Participant who quotes both bid and ask continuously and earns the spread. On AMM DEXs the role is played by passive liquidity providers.

Aliases: mm, liquidity quoter

Market maker is a participant standing on both sides of the market: posting a bid (willing buy below spot) and an ask (willing sell above spot) at the same time. Profit comes from the spread times volume, plus exchange rebates.

What an MM does on a book

A typical CEX scenario:

  1. The MM derives a “fair” TON price from a basket of markets, oracles, and volume.
  2. Posts a buy limit (bid) a few ticks below fair.
  3. Simultaneously posts a sell limit (ask) a few ticks above fair.
  4. When both fill, the MM keeps spread × volume as profit.

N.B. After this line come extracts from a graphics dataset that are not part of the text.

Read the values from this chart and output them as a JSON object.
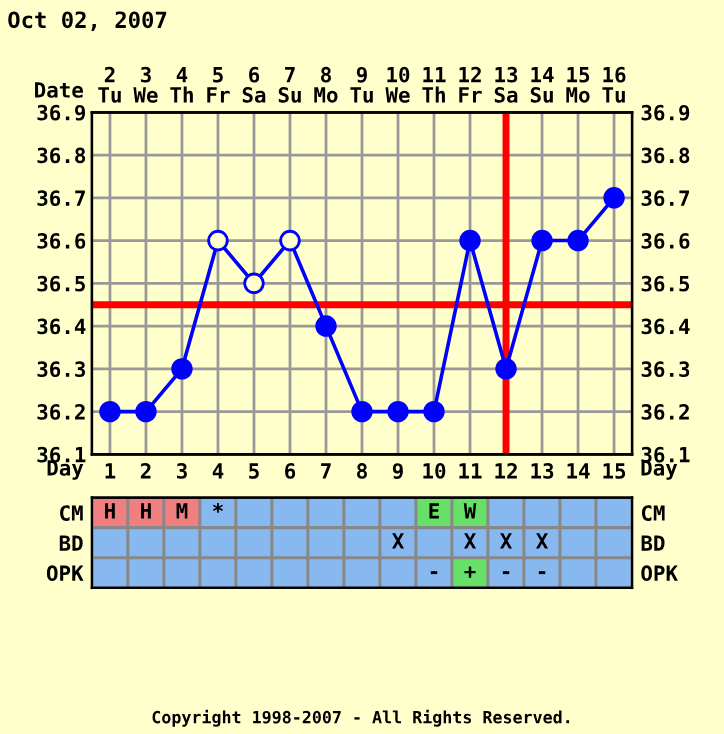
{
  "chart_data": [
    {
      "type": "line",
      "title": "Oct 02, 2007",
      "xlabel": "Date",
      "x2label": "Day",
      "x": [
        "2007-10-02",
        "2007-10-03",
        "2007-10-04",
        "2007-10-05",
        "2007-10-06",
        "2007-10-07",
        "2007-10-08",
        "2007-10-09",
        "2007-10-10",
        "2007-10-11",
        "2007-10-12",
        "2007-10-13",
        "2007-10-14",
        "2007-10-15",
        "2007-10-16"
      ],
      "xlim": [
        "2007-10-01T12:00",
        "2007-10-16T12:00"
      ],
      "xticks": [
        {
          "value": "2007-10-02",
          "label": "2\nTu"
        },
        {
          "value": "2007-10-03",
          "label": "3\nWe"
        },
        {
          "value": "2007-10-04",
          "label": "4\nTh"
        },
        {
          "value": "2007-10-05",
          "label": "5\nFr"
        },
        {
          "value": "2007-10-06",
          "label": "6\nSa"
        },
        {
          "value": "2007-10-07",
          "label": "7\nSu"
        },
        {
          "value": "2007-10-08",
          "label": "8\nMo"
        },
        {
          "value": "2007-10-09",
          "label": "9\nTu"
        },
        {
          "value": "2007-10-10",
          "label": "10\nWe"
        },
        {
          "value": "2007-10-11",
          "label": "11\nTh"
        },
        {
          "value": "2007-10-12",
          "label": "12\nFr"
        },
        {
          "value": "2007-10-13",
          "label": "13\nSa"
        },
        {
          "value": "2007-10-14",
          "label": "14\nSu"
        },
        {
          "value": "2007-10-15",
          "label": "15\nMo"
        },
        {
          "value": "2007-10-16",
          "label": "16\nTu"
        }
      ],
      "x2lim": [
        0.5,
        15.5
      ],
      "x2ticks": [
        1,
        2,
        3,
        4,
        5,
        6,
        7,
        8,
        9,
        10,
        11,
        12,
        13,
        14,
        15
      ],
      "ylim": [
        36.1,
        36.9
      ],
      "yticks": [
        36.1,
        36.2,
        36.3,
        36.4,
        36.5,
        36.6,
        36.7,
        36.8,
        36.9
      ],
      "y2lim": [
        36.1,
        36.9
      ],
      "y2ticks": [
        36.1,
        36.2,
        36.3,
        36.4,
        36.5,
        36.6,
        36.7,
        36.8,
        36.9
      ],
      "grid": true,
      "line_style": "solid",
      "series": [
        {
          "type": "line",
          "color": "#0000ff",
          "values": [
            36.2,
            36.2,
            36.3,
            36.6,
            36.5,
            36.6,
            36.4,
            36.2,
            36.2,
            36.2,
            36.6,
            36.3,
            36.6,
            36.6,
            36.7
          ]
        },
        {
          "type": "scatter",
          "marker": "circle",
          "color": "#0000ff",
          "values": [
            36.2,
            36.2,
            36.3,
            null,
            null,
            null,
            36.4,
            36.2,
            36.2,
            36.2,
            36.6,
            36.3,
            36.6,
            36.6,
            36.7
          ]
        },
        {
          "type": "scatter",
          "marker": "circle",
          "color": "#ffffcc",
          "values": [
            null,
            null,
            null,
            36.6,
            36.5,
            36.6,
            null,
            null,
            null,
            null,
            null,
            null,
            null,
            null,
            null
          ]
        }
      ],
      "ref_lines": [
        {
          "axis": "y",
          "value": 36.45,
          "color": "#ff0000"
        },
        {
          "axis": "x",
          "value": "2007-10-13",
          "color": "#ff0000"
        }
      ]
    },
    {
      "type": "heatmap",
      "categories": [
        null,
        null,
        null,
        null,
        null,
        null,
        null,
        null,
        null,
        null,
        null,
        null,
        null,
        null,
        null
      ],
      "y_categories": [
        "CM",
        "BD",
        "OPK"
      ],
      "y2_categories": [
        "CM",
        "BD",
        "OPK"
      ],
      "tick_labels": "y",
      "cells": [
        [
          null,
          null,
          null,
          null,
          null,
          null,
          null,
          null,
          null,
          null,
          null,
          null,
          null,
          null,
          null
        ],
        [
          null,
          null,
          null,
          null,
          null,
          null,
          null,
          null,
          null,
          null,
          null,
          null,
          null,
          null,
          null
        ],
        [
          null,
          null,
          null,
          null,
          null,
          null,
          null,
          null,
          null,
          null,
          null,
          null,
          null,
          null,
          null
        ]
      ],
      "cell_labels": [
        [
          "H",
          "H",
          "M",
          "*",
          null,
          null,
          null,
          null,
          null,
          "E",
          "W",
          null,
          null,
          null,
          null
        ],
        [
          null,
          null,
          null,
          null,
          null,
          null,
          null,
          null,
          "X",
          null,
          "X",
          "X",
          "X",
          null,
          null
        ],
        [
          null,
          null,
          null,
          null,
          null,
          null,
          null,
          null,
          null,
          "-",
          "+",
          "-",
          "-",
          null,
          null
        ]
      ],
      "colors": [
        [
          "#f08080",
          "#f08080",
          "#f08080",
          "#88b8f0",
          "#88b8f0",
          "#88b8f0",
          "#88b8f0",
          "#88b8f0",
          "#88b8f0",
          "#66e066",
          "#66e066",
          "#88b8f0",
          "#88b8f0",
          "#88b8f0",
          "#88b8f0"
        ],
        [
          "#88b8f0",
          "#88b8f0",
          "#88b8f0",
          "#88b8f0",
          "#88b8f0",
          "#88b8f0",
          "#88b8f0",
          "#88b8f0",
          "#88b8f0",
          "#88b8f0",
          "#88b8f0",
          "#88b8f0",
          "#88b8f0",
          "#88b8f0",
          "#88b8f0"
        ],
        [
          "#88b8f0",
          "#88b8f0",
          "#88b8f0",
          "#88b8f0",
          "#88b8f0",
          "#88b8f0",
          "#88b8f0",
          "#88b8f0",
          "#88b8f0",
          "#88b8f0",
          "#66e066",
          "#88b8f0",
          "#88b8f0",
          "#88b8f0",
          "#88b8f0"
        ]
      ],
      "annotations": [
        "Copyright 1998-2007 - All Rights Reserved."
      ]
    }
  ]
}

The MM holds a small inventory and constantly rebalances — selling once it has taken on the bid side, buying once it has shed via the ask side.

MM on AMMs (TON DEXs)

In an AMM model the market-maker role falls to passive LPs:

  • An LP deposits assets into the pool and automatically becomes counterparty to every swap.
  • Fees of 0.2–0.3% on every swap accrue to LPs.
  • Passive: no quotes to post, but the spread is set by the pool formula, not the LP.

Concentrated liquidity (CLMM, as on Bidask and select DeDust pools) revives the active-MM role: the LP picks a narrow price range and effectively posts a band of bid-ask around current price.

Professional MMs in crypto

  • Wintermute, GSR, Cumberland, Jane Street — top tier. Provide liquidity on CEXes, run off-exchange markets, and often act as launch market makers for new tokens.
  • Smaller MM firms — dozens of teams globally.
  • Retail bots — single operator with an algorithm and modest capital.

MM deals at token launch

A token-issuing team often signs a contract with an MM firm:

  • The MM gets a loan-to-call: asset borrowed from the team plus a buy-back option at a fixed price.
  • The MM keeps a tight spread in the order book during the first months of listing.
  • At contract end the MM returns the asset or exercises the option.

The structure is standard and benign. But an aggressive MM deal (large share of supply with the MM) can trigger a sharp drop once the contract ends and the MM unwinds.

MM vs taker

  • Maker — adds liquidity (limit order).
  • Taker — removes liquidity (market order).

Maker fees are usually lower or even negative (rebate); taker fees are higher. The spread incentivises passive market makers.

TON DeFi has fewer professional MM firms than major CEXes today, but they are active in stable pairs, perpetuals, and the largest jetton pools.